Abu Dhabi Terminals (ADT) شركة مرافئ أبوظبى
- Industry: Terminal operator
- Founded: 2006
- Headquarters: Abu Dhabi, United Arab Emirates
- Key people: Capt. Mohamed Jumaa Al Shamsi, Chairman Abdullah Al Hameli, Acting CEO
- Products: Container handling, warehousing, polymer packaging, multipurpose terminals operations
- Number of employees: 1,000
- Parent: Abu Dhabi Ports, Terminals Investment Limited, TIL
- Website: www.adterminals.ae

= Abu Dhabi Terminals =

Port operator

Abu Dhabi Terminals (شركة مرافئ أبوظبى) or ADT was established in May 2006, by Emiri Decree No. (6) as the main port operator for all commercial ports in Abu Dhabi supporting the economic diversification in Abu Dhabi’s 2030 vision. Since 2018, it has is fully owned and operated by Abu Dhabi Ports itself part of ADQ, one of the region’s largest holding companies with a broad portfolio of major enterprises spanning key sectors of Abu Dhabi’s diversified economy. ADT was formed as part of the restructuring of the commercial ports sector in the Emirate and is the manager and operator of Khalifa Port Container Terminal (KPCT), the region’s first semi-automated and most technologically advanced terminal which was officially inaugurated on December 12, 2012. ADT's other facilities formerly included Zayed Port, a historical port that has served the capital for over 40 years and Musafah Port, located in the heart of the industrial area. Abu Dhabi Terminals was responsible for the smooth transition of container traffic from the old Zayed Port to the new Khalifa Port, located in Taweelah - midway between Dubai and Abu Dhabi.
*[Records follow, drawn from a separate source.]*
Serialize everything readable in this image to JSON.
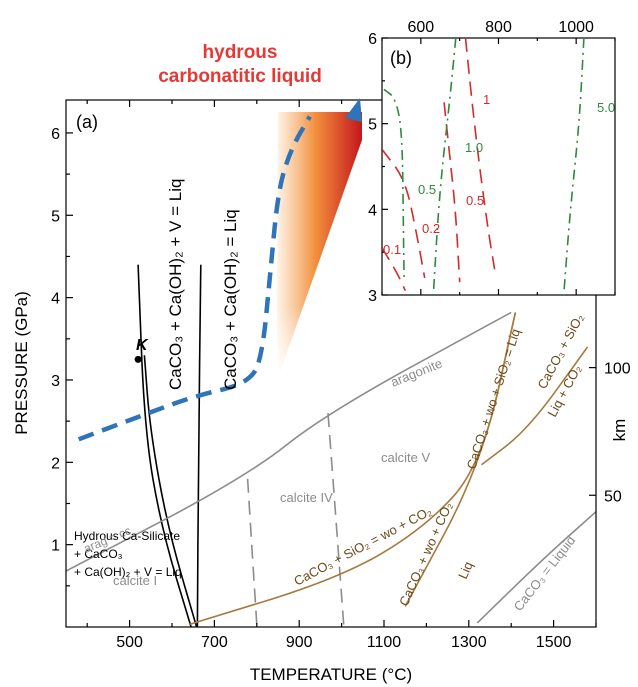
{
  "chart_data": [
    {
      "panel": "(a)",
      "type": "line",
      "xlabel": "TEMPERATURE (°C)",
      "ylabel": "PRESSURE (GPa)",
      "y2label": "km",
      "xlim": [
        350,
        1600
      ],
      "ylim": [
        0,
        6.4
      ],
      "xticks": [
        500,
        700,
        900,
        1100,
        1300,
        1500
      ],
      "yticks": [
        1,
        2,
        3,
        4,
        5,
        6
      ],
      "y2ticks": [
        {
          "label": "50",
          "p": 1.6
        },
        {
          "label": "100",
          "p": 3.15
        }
      ],
      "series": [
        {
          "label": "CaCO3 + Ca(OH)2 + V = Liq",
          "color": "#000000",
          "style": "solid",
          "points": [
            [
              645,
              0.0
            ],
            [
              575,
              1.2
            ],
            [
              535,
              2.4
            ],
            [
              520,
              4.4
            ]
          ]
        },
        {
          "label": "CaCO3 + Ca(OH)2 + V = Liq (double)",
          "color": "#000000",
          "style": "solid",
          "points": [
            [
              658,
              0.0
            ],
            [
              590,
              1.2
            ],
            [
              548,
              2.4
            ],
            [
              535,
              3.3
            ]
          ]
        },
        {
          "label": "Hydrous Ca-Silicate + CaCO3 + Ca(OH)2 + V = Liq",
          "color": "#000000",
          "style": "solid",
          "points": [
            [
              660,
              0.0
            ],
            [
              662,
              2.0
            ],
            [
              668,
              4.4
            ]
          ]
        },
        {
          "label": "aragonite = calcite",
          "color": "#8c8c8c",
          "style": "solid",
          "points": [
            [
              350,
              0.68
            ],
            [
              775,
              1.82
            ],
            [
              965,
              2.6
            ],
            [
              1400,
              3.82
            ]
          ]
        },
        {
          "label": "calcite I / IV",
          "color": "#8c8c8c",
          "style": "dashed",
          "points": [
            [
              800,
              0.03
            ],
            [
              778,
              1.82
            ]
          ]
        },
        {
          "label": "calcite IV / V",
          "color": "#8c8c8c",
          "style": "dashed",
          "points": [
            [
              1005,
              0.03
            ],
            [
              968,
              2.6
            ]
          ]
        },
        {
          "label": "CaCO3 = Liquid",
          "color": "#8c8c8c",
          "style": "solid",
          "points": [
            [
              1320,
              0.05
            ],
            [
              1480,
              0.85
            ],
            [
              1600,
              1.4
            ]
          ]
        },
        {
          "label": "CaCO3 + SiO2 = wo + CO2",
          "color": "#a57a3c",
          "style": "solid",
          "points": [
            [
              640,
              0.03
            ],
            [
              1000,
              0.6
            ],
            [
              1200,
              1.22
            ],
            [
              1330,
              1.97
            ],
            [
              1410,
              3.82
            ]
          ]
        },
        {
          "label": "CaCO3 + wo + SiO2 = Liq",
          "color": "#a57a3c",
          "style": "solid",
          "points": [
            [
              1150,
              0.25
            ],
            [
              1330,
              1.97
            ],
            [
              1410,
              3.82
            ]
          ]
        },
        {
          "label": "CaCO3 + SiO2 / Liq + CO2",
          "color": "#a57a3c",
          "style": "solid",
          "points": [
            [
              1330,
              1.97
            ],
            [
              1440,
              2.4
            ],
            [
              1580,
              3.4
            ]
          ]
        },
        {
          "label": "subduction geotherm",
          "color": "#2f74b8",
          "style": "dashed",
          "points": [
            [
              380,
              2.28
            ],
            [
              520,
              2.55
            ],
            [
              650,
              2.8
            ],
            [
              790,
              2.97
            ],
            [
              815,
              3.4
            ],
            [
              830,
              4.2
            ],
            [
              850,
              5.3
            ],
            [
              880,
              5.8
            ],
            [
              925,
              6.2
            ]
          ]
        }
      ],
      "field_labels": [
        "calcite I",
        "calcite IV",
        "calcite V",
        "aragonite",
        "arag = cc",
        "CaCO3 = Liquid",
        "Liq"
      ],
      "point_label": "K",
      "region_label": "hydrous carbonatitic liquid"
    },
    {
      "panel": "(b)",
      "type": "line",
      "xlim": [
        500,
        1100
      ],
      "ylim": [
        3,
        6
      ],
      "xticks": [
        600,
        800,
        1000
      ],
      "yticks": [
        3,
        4,
        5,
        6
      ],
      "series": [
        {
          "label": "0.1",
          "color": "#d42a2a",
          "style": "dashed",
          "points": [
            [
              500,
              3.55
            ],
            [
              540,
              3.25
            ],
            [
              560,
              3.05
            ]
          ]
        },
        {
          "label": "0.2",
          "color": "#d42a2a",
          "style": "dashed",
          "points": [
            [
              500,
              4.7
            ],
            [
              560,
              4.35
            ],
            [
              590,
              3.7
            ],
            [
              610,
              3.2
            ]
          ]
        },
        {
          "label": "0.5",
          "color": "#d42a2a",
          "style": "dashed",
          "points": [
            [
              660,
              5.25
            ],
            [
              675,
              4.6
            ],
            [
              690,
              3.95
            ],
            [
              700,
              3.15
            ]
          ]
        },
        {
          "label": "1",
          "color": "#d42a2a",
          "style": "dashed",
          "points": [
            [
              715,
              6.0
            ],
            [
              740,
              4.9
            ],
            [
              770,
              3.85
            ],
            [
              790,
              3.3
            ]
          ]
        },
        {
          "label": "0.5",
          "color": "#2e8b3a",
          "style": "dashdot",
          "points": [
            [
              505,
              5.4
            ],
            [
              535,
              5.3
            ],
            [
              552,
              4.9
            ],
            [
              555,
              3.8
            ],
            [
              557,
              3.2
            ]
          ]
        },
        {
          "label": "1.0",
          "color": "#2e8b3a",
          "style": "dashdot",
          "points": [
            [
              690,
              6.0
            ],
            [
              675,
              5.3
            ],
            [
              648,
              4.2
            ],
            [
              632,
              3.0
            ]
          ]
        },
        {
          "label": "5.0",
          "color": "#2e8b3a",
          "style": "dashdot",
          "points": [
            [
              1020,
              6.0
            ],
            [
              1008,
              5.0
            ],
            [
              985,
              4.0
            ],
            [
              968,
              3.0
            ]
          ]
        }
      ]
    }
  ],
  "labels": {
    "panel_a": "(a)",
    "panel_b": "(b)",
    "liquid_line1": "hydrous",
    "liquid_line2": "carbonatitic liquid",
    "x_axis_title": "TEMPERATURE (°C)",
    "y_axis_title": "PRESSURE (GPa)",
    "km_axis_title": "km",
    "km_50": "50",
    "km_100": "100",
    "point_k": "K",
    "rot_line1": "CaCO₃ + Ca(OH)₂ + V = Liq",
    "rot_line2": "CaCO₃ + Ca(OH)₂ = Liq",
    "silicate_1": "Hydrous Ca-Silicate",
    "silicate_2": "+ CaCO₃",
    "silicate_3": "+ Ca(OH)₂ + V = Liq",
    "calcite_i": "calcite I",
    "calcite_iv": "calcite IV",
    "calcite_v": "calcite V",
    "aragonite": "aragonite",
    "arag_cc": "arag = cc",
    "caco3_liquid": "CaCO₃ = Liquid",
    "react_wo": "CaCO₃ + SiO₂ = wo + CO₂",
    "react_wo_liq": "CaCO₃ + wo + SiO₂ = Liq",
    "react_co2_1": "CaCO₃ + SiO₂",
    "react_co2_2": "Liq + CO₂",
    "react_left_1": "CaCO₃ + wo + CO₂",
    "react_left_2": "Liq",
    "b_0_1": "0.1",
    "b_0_2": "0.2",
    "b_0_5r": "0.5",
    "b_1r": "1",
    "b_0_5g": "0.5",
    "b_1_0g": "1.0",
    "b_5_0g": "5.0"
  },
  "colors": {
    "black": "#000000",
    "gray": "#8c8c8c",
    "brown": "#a57a3c",
    "blue": "#2f74b8",
    "red": "#d42a2a",
    "green": "#2e8b3a",
    "liquid_title": "#e53935"
  }
}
==Khalifa Port Container Terminal ==

=== History ===
Khalifa Port is owned and developed by Abu Dhabi Ports and Abu Dhabi Terminals secured the exclusive rights in 2011 to manage and operate the container terminal at Khalifa Port for a period of 30 years. With 3 berths and 18-meter water depth alongside, Khalifa Port Container Terminal is located "offshore" on a reclaimed island and is the region’s first semi-automated container terminal, featuring some of the world’s largest ship-to-shore cranes and other container handling equipment for loading and unloading container ships. Phase 1 of KPCT has a capacity of 2.5 million TEU and the port has an expected capacity of 15 million TEU when all phases are completed.

Container volume has tripled in the Emirate of Abu Dhabi since Abu Dhabi Terminals transferred all container traffic to Khalifa Port, taking the direct international destinations from 5 to over 60 connecting ports worldwide, creating a better logistics network in the capital of the UAE. Khalifa Port Container Terminal is located adjacent to Khalifa Industrial Zone Abu Dhabi (Kizad) and will be the first port in the UAE to be connected to Etihad Rail. In 2015 Khalifa Port Container Terminal handled over 1.5 million TEU earning a second-place ranking in Alphaliner Top 110 growing ports in the world and new phases of expansion will start in 2016 with the delivery of new cranes.

In 2015 the terminal operator opened a polymer packing plant. The packing plant has an annual capacity of 700 Metric Tons and includes container tilting platform, FFS bagging equipment to fully automate bagging and palletizing services. The container terminal also has 2.5 million square foot of storage space for petrochemicals, polymer and other commodities.

In September 2016, KPCT's operator, Abu Dhabi Terminals, signed a 35-year concession agreement with CSP to create CSP Abu Dhabi Terminal.

=== Operations ===
In 2017, KPTC upgraded its handling capacity and became the first port in the region to trial and adopt an autonomous port truck system.

In 2021, Abu Dhabi Terminals introduced several upgrades to KPCT's handling capacity and automation profile, registering notable operational achievements in the process. In the course of these upgrades, KPCT's handling capacity was doubled with 5 new STS (ship-to-shore) cranes. In the same year, KPCT handled the heaviest breakbulk cargo shipment while offloading MSC Kalina, and achieved all-time-high berth productivity rate of 12,877 TEUs on MSC Tianshan.

Furthermore, Abu Dhabi Terminals teamed up with Microsoft to introduce AI-focused smart tracking solutions to the terminal, in addition to an autonomous shuttle system.

==See also==
- Khalifa Port, Abu Dhabi's semi-automated container terminal and one of the most advanced in the Middle East.